NEW YORK (AP) — A cautious forecast from FedEx Corp. and a ratings downgrade of 18 banks gave investors new reasons to worry about the economy.
Stocks mostly fell Wednesday, though health and technology stocks posted gains after a widespread slide in stocks earlier in the week.
FedEx issued a weak profit forecast and downbeat comments about the economy. Analysts look to shipping companies’ business as a gauge of the economy’s strength.
Financial stocks saw some of the biggest losses after Standard & Poor’s cut its ratings and revised outlooks on big banks. S&P cited concerns that the financial industry will remain volatile and that banks are expected to face tighter regulatory oversight.
In a bright spot, consumer prices rose less than forecast in May. Investors have been worrying that rising prices would threaten a recovery in the economy by curbing demand.
Trading is likely to remain choppy ahead of Friday’s quarterly “quadruple witching” day, which marks the simultaneous expiration of a number of different options contracts. Dan Deming, a trader with Strutland Equities in Chicago, said stocks are more likely to gain ground during such times.
The drop in stocks this week comes after stocks notched only modest gains last week. The selling has inserted a break into a three-month rally that had carried the S&P 500 index up 40 percent from 12-year lows. Many traders say expectations for an economic recovery had been too rosy.
Richard Hughes, co-president of Portfolio Management Consultants, said the market had gotten ahead of itself during the spring rally and that the economy remains weak. “People are taking a pause and it makes sense,” he said.
According to preliminary calculations, the Dow Jones industrial average fell 7.49, or 0.1 percent, to 8,497.18 after moving in and out of positive territory during the day. The broader S&P 500 index fell 1.26, or 0.1 percent, to 910.71, and the Nasdaq composite index rose 11.88, or 0.7 percent, to 1,808.06.
In corporate news, FedEx said its fiscal fourth-quarter loss widened because of hefty one-time charges and lower revenue, and the company warned it expects extremely difficult conditions in the next two quarters. Investors often look to the results of shipping companies like FedEx as a leading indicator of economic activity, and the poor outlook helped send shares lower in the early going. FedEx fell 72 cents to $50.70.
BB&T Corp. and Wells Fargo & Co. were among the biggest banks hit with lower ratings.

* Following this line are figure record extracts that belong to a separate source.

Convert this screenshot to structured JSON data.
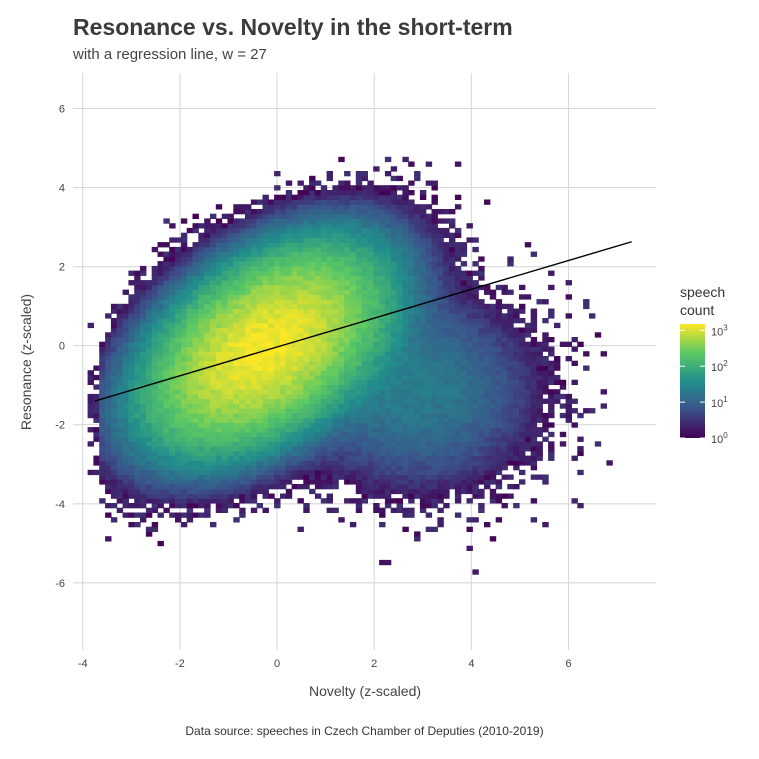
{
  "chart_data": {
    "type": "heatmap",
    "title": "Resonance vs. Novelty in the short-term",
    "subtitle": "with a regression line, w = 27",
    "caption": "Data source: speeches in Czech Chamber of Deputies (2010-2019)",
    "xlabel": "Novelty (z-scaled)",
    "ylabel": "Resonance (z-scaled)",
    "xlim": [
      -4.2,
      7.8
    ],
    "ylim": [
      -7.7,
      6.9
    ],
    "xticks": [
      "-4",
      "-2",
      "0",
      "2",
      "4",
      "6"
    ],
    "yticks": [
      "-6",
      "-4",
      "-2",
      "0",
      "2",
      "4",
      "6"
    ],
    "grid": true,
    "legend": {
      "title": [
        "speech",
        "count"
      ],
      "position": "right",
      "scale": "log10",
      "range": [
        1,
        1500
      ],
      "labels": [
        {
          "base": "10",
          "exp": "0",
          "value": 1
        },
        {
          "base": "10",
          "exp": "1",
          "value": 10
        },
        {
          "base": "10",
          "exp": "2",
          "value": 100
        },
        {
          "base": "10",
          "exp": "3",
          "value": 1000
        }
      ]
    },
    "regression_line": {
      "x": [
        -3.75,
        7.3
      ],
      "y": [
        -1.4,
        2.63
      ]
    },
    "colors": {
      "low": "#440154",
      "mid1": "#3b528b",
      "mid2": "#21908c",
      "mid3": "#5dc963",
      "high": "#fde725",
      "grid": "#d9d9d9",
      "line": "#000000"
    },
    "density_model": {
      "bin_width": 0.12,
      "core": {
        "mean": [
          -0.3,
          -0.1
        ],
        "sd": [
          1.05,
          1.1
        ],
        "rho": 0.45,
        "peak": 1400
      },
      "tail": {
        "mean": [
          2.8,
          -1.2
        ],
        "sd": [
          1.2,
          1.2
        ],
        "weight": 0.015
      }
    }
  }
}
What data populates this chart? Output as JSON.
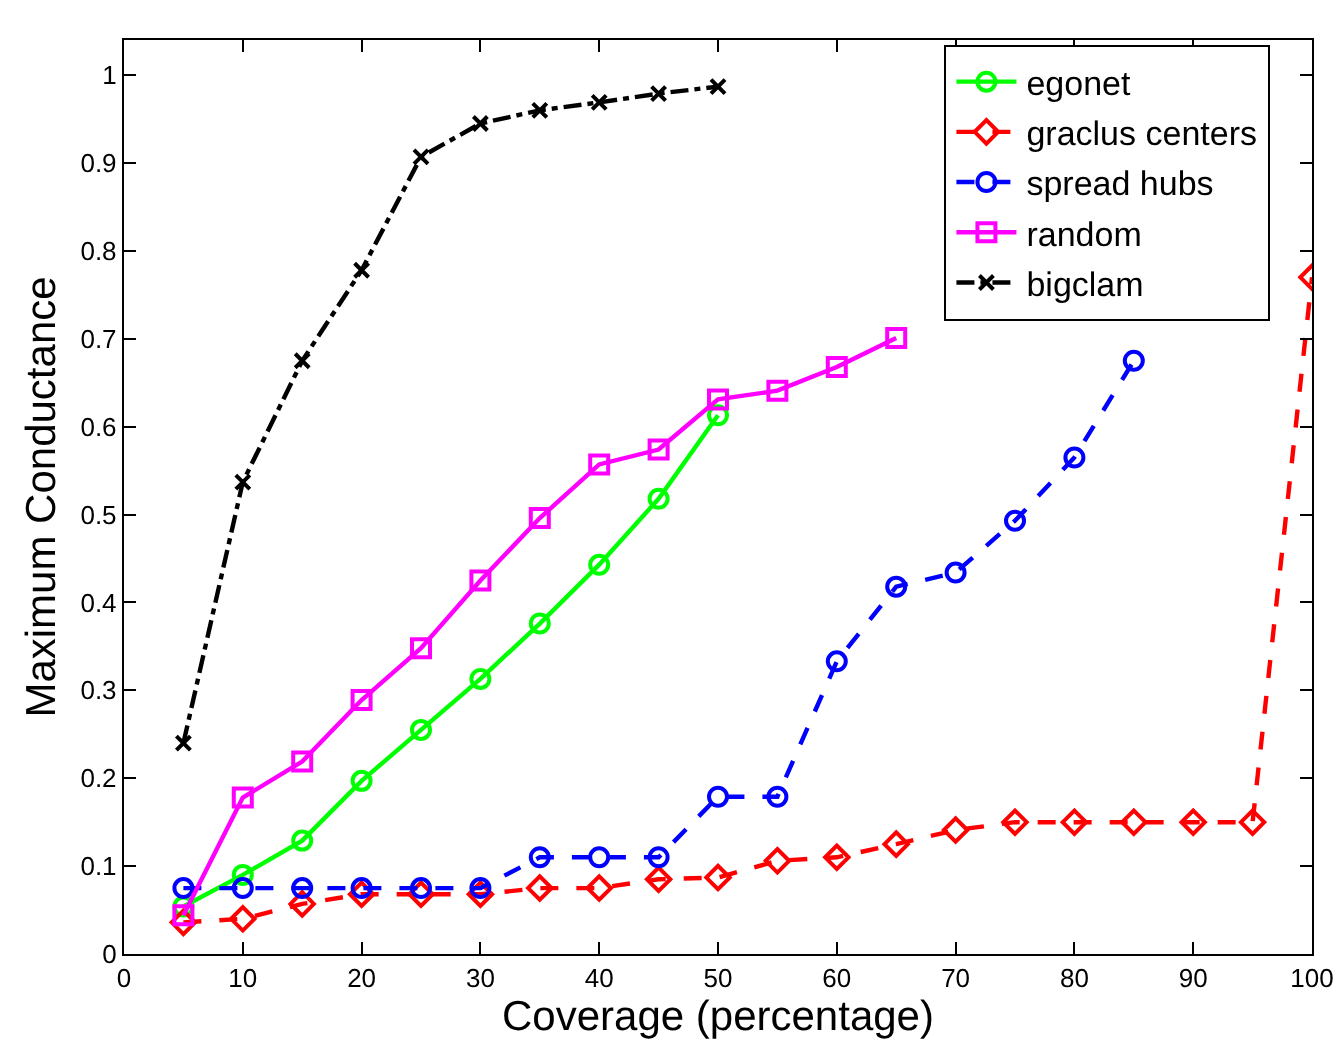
{
  "chart_data": {
    "type": "line",
    "xlabel": "Coverage (percentage)",
    "ylabel": "Maximum Conductance",
    "xlim": [
      0,
      100
    ],
    "xticks": [
      0,
      10,
      20,
      30,
      40,
      50,
      60,
      70,
      80,
      90,
      100
    ],
    "ylim": [
      0,
      1.04
    ],
    "yticks": [
      0,
      0.1,
      0.2,
      0.3,
      0.4,
      0.5,
      0.6,
      0.7,
      0.8,
      0.9,
      1
    ],
    "grid": false,
    "legend": "top right",
    "series": [
      {
        "name": "egonet",
        "color": "#00ff00",
        "marker": "circle",
        "line_style": "solid",
        "x": [
          5,
          10,
          15,
          20,
          25,
          30,
          35,
          40,
          45,
          50
        ],
        "values": [
          0.054,
          0.09,
          0.129,
          0.197,
          0.255,
          0.313,
          0.376,
          0.443,
          0.518,
          0.613
        ]
      },
      {
        "name": "graclus centers",
        "color": "#ff0000",
        "marker": "diamond",
        "line_style": "dashed",
        "x": [
          5,
          10,
          15,
          20,
          25,
          30,
          35,
          40,
          45,
          50,
          55,
          60,
          65,
          70,
          75,
          80,
          85,
          90,
          95,
          100
        ],
        "values": [
          0.036,
          0.04,
          0.057,
          0.068,
          0.068,
          0.068,
          0.075,
          0.075,
          0.085,
          0.087,
          0.106,
          0.11,
          0.125,
          0.141,
          0.15,
          0.15,
          0.15,
          0.15,
          0.15,
          0.77
        ]
      },
      {
        "name": "spread hubs",
        "color": "#0000ff",
        "marker": "circle",
        "line_style": "dashed",
        "x": [
          5,
          10,
          15,
          20,
          25,
          30,
          35,
          40,
          45,
          50,
          55,
          60,
          65,
          70,
          75,
          80,
          85
        ],
        "values": [
          0.075,
          0.075,
          0.075,
          0.075,
          0.075,
          0.075,
          0.11,
          0.11,
          0.11,
          0.179,
          0.179,
          0.333,
          0.418,
          0.434,
          0.493,
          0.565,
          0.675
        ]
      },
      {
        "name": "random",
        "color": "#ff00ff",
        "marker": "square",
        "line_style": "solid",
        "x": [
          5,
          10,
          15,
          20,
          25,
          30,
          35,
          40,
          45,
          50,
          55,
          60,
          65
        ],
        "values": [
          0.044,
          0.178,
          0.219,
          0.289,
          0.348,
          0.425,
          0.496,
          0.557,
          0.574,
          0.631,
          0.641,
          0.668,
          0.701
        ]
      },
      {
        "name": "bigclam",
        "color": "#000000",
        "marker": "cross",
        "line_style": "dashdot",
        "x": [
          5,
          10,
          15,
          20,
          25,
          30,
          35,
          40,
          45,
          50
        ],
        "values": [
          0.24,
          0.537,
          0.675,
          0.778,
          0.907,
          0.945,
          0.96,
          0.969,
          0.979,
          0.987
        ]
      }
    ]
  }
}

BB&T fell 65 cents, or 2.9 percent, to $21.58, while Wells Fargo slid $1.31, or 5.4 percent, to $23.09.
The KBW Bank index, which tracks 24 of the nation’s largest banks, fell 3.3 percent.
The Labor Department said the consumer price index rose a seasonally adjusted 0.1 percent last month, less than a 0.3 percent rise that had been forecast. Excluding volatile food and energy costs, core prices rose 0.1 percent, as expected.
The market’s zigzags came as investors looked at the White House’s plan for remaking the rules that govern Wall Street. The changes would award new powers to the Federal Reserve to supervise large financial institutions considered too big to fail. It also would establish a consumer protection agency to govern lending and credit as well as rules that would reach into unregulated regions of the financial markets.
In other trading, bond prices mostly rose, pushing yields lower. The yield on the benchmark 10-year Treasury note fell to 3.60 percent from 3.65 percent late Tuesday.
Oil rose 56 cents to settle at $71.03 a barrel after a key government report said crude held in U.S. storage houses fell for the third straight week.
The dollar was mixed against other major currencies, while gold prices rose.
Stocks that fell outnumbered those that rose by 3 to 2 on the New York Stock Exchange, where volume came to 1.3 billion shares compared with 1.2 billion Tuesday.
The Russell 2000 index of smaller companies rose 3.29, or 0.7 percent, to 507.03.
Major markets overseas mostly fell sharply. Britain’s FTSE 100 fell 1.2 percent, Germany’s DAX index lost 1.9 percent, and France’s CAC-40 fell 1.6 percent. Japan’s Nikkei stock average rose 0.9 percent.